The USD/CAD pair has kicked off the new trading year on a bullish note, though the upward momentum seems to have encountered resistance around the 1.3600 zone.

According to Pablo Piovano, Senior Analyst at FXStreet, the USD/CAD is likely to maintain a positive bias as long as it holds above the key 200-day Simple Moving Average (SMA) at 1.3479. Further bullish sentiment could strengthen with a sustained breakthrough above the year-to-date highs around 1.3600. Conversely, breaching the 200-day SMA could lead to additional losses and a potential drop to the January low of 1.3358 (January 31). Below this level, notable support levels are scarce until the December 2023 bottom of 1.3177, recorded on December 27.

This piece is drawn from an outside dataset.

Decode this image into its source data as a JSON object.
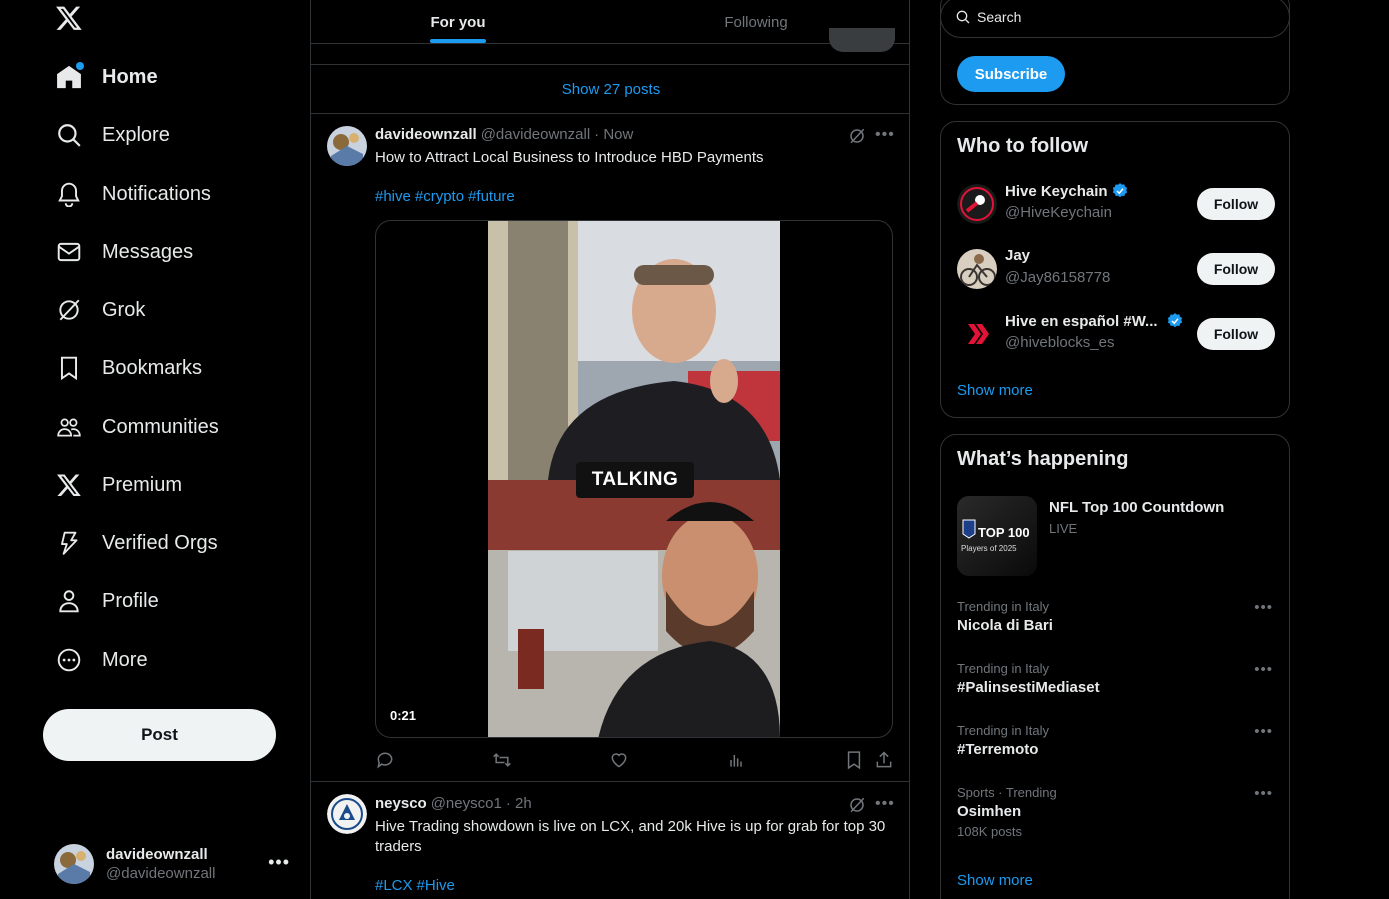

Pablo also notes that significant volatility in the CAD would necessitate unexpected inflation figures. Lower-than-expected numbers might bolster arguments for potential interest rate cuts by the BoC in the coming months, potentially lifting the USD/CAD. Conversely, a rebound in the CPI, akin to trends observed in the US, could offer some backing to the Canadian Dollar, albeit to a limited extent. A higher-than-anticipated inflation reading would increase pressure on the Bank of Canada to maintain elevated rates for an extended duration, potentially posing prolonged challenges for many Canadians dealing with higher interest rates, as emphasized by Bank of Canada Governor Macklem.